Eric Patton, water/wastewater and GIS planner with FIVCO, came to Olive Hill to talk about a grant to relocate a sewage pipe that currently goes over Tygart Creek, moving it underground. That $715,000 project is being covered full by a pair of no-match grants.
“It’s 100 percent paid,” Patton said.
But, he told council, he also believed he could help Olive Hill with their sewage tap issue as well.
Patton explained that he knew the problem with Olive Hill’s excessive flows were related not to residential or even commercial black and gray water but to inflow and infiltration. He said, depending on the weather and creek levels, anywhere from 30 percent to 70 percent of the water being treated at the facility was rain water or creek water that was infiltrating old clay sewage lines that had cracks and breaks. Not, he said, from sanitary sewer flow.
But, he said, he wasn’t aware of the problem until very recently. He explained that his job, as the water management coordinator for our regional development district, was to assist with such issues.
“My job is to help you guys,” he told council. “Sometimes that involves a little bit of pain, right? So, I’m going to be honest with you, the best I can tell, I have received a letter from the division of water they were supposed to send to me in 2019. For years the division of water did not do tap bans. They used orders or other methods of compliance, but they didn’t do those.”
In 2019, though, they decided to take those back up, he said. That’s when Olive Hill was hit with a tap ban.
“It’s unfortunate,” he said, but it doesn’t stop residential dwellings from adding taps.
“There’s a variance they can get to allow a single family dwelling to resolve sewer,” Patton said.
But, he said, they won’t allow anything else.
“It’s a compliance issue, and it’s there for your safety.”
He explained that a backflow incident during heavy rain could result in the city being penalized for EPA violations if it resulted in raw sewage being released into the creek.
He also said that if he was going to help the city, the city needed to communicate with him and with FIVCO.
“I’m going to be honest with you… until recently Olive Hill has been absent (from FIVCO meetings),” he said. And, he said, the city has been a victim of predatory engineering.

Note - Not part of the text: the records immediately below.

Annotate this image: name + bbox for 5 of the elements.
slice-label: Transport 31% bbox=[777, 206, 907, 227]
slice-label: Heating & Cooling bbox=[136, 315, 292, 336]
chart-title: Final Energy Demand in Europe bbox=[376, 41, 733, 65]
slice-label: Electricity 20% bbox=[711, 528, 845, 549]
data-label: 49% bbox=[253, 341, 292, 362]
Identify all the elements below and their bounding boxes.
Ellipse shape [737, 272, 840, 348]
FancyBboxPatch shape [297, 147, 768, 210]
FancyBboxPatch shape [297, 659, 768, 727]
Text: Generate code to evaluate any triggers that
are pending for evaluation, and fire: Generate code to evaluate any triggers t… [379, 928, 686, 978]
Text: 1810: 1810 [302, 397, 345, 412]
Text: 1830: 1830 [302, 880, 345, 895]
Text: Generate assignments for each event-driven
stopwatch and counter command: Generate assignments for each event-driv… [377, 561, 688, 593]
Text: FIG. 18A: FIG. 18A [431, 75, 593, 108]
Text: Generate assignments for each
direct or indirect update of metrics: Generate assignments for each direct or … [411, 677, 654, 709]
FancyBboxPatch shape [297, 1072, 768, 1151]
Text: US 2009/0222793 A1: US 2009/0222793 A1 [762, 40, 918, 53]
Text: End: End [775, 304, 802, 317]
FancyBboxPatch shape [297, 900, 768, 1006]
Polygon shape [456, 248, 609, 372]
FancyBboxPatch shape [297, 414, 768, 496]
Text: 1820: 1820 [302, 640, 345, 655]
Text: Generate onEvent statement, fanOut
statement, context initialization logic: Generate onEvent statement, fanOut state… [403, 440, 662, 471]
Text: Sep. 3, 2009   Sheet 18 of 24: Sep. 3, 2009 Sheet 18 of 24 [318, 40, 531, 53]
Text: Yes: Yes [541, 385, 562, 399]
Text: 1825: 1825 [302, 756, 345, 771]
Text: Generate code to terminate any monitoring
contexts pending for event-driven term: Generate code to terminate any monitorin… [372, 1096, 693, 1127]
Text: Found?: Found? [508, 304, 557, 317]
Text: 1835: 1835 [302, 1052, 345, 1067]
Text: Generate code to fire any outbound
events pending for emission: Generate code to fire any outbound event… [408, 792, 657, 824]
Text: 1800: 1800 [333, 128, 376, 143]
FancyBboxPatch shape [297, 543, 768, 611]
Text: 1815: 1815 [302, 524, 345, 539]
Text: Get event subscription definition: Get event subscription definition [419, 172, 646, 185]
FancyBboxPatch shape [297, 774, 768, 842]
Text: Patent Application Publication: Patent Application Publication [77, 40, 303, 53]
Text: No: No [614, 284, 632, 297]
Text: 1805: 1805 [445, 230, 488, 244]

He told the mayor and council that he could come up with a plan, which would include smoking lines to find the areas with the worst leaks and either repairing or replacing them entirely. But, he said, it wouldn’t be a small project.
The cost could be upward of $5 million or more, and would take up to a year or more, but he believed he could secure grant funding for the project, if the city would make an effort to work with him.
“That’s a lot of money, and a lot of work to get that money, but I have a plan,” he said. “If you guys will work with me, I can help you.”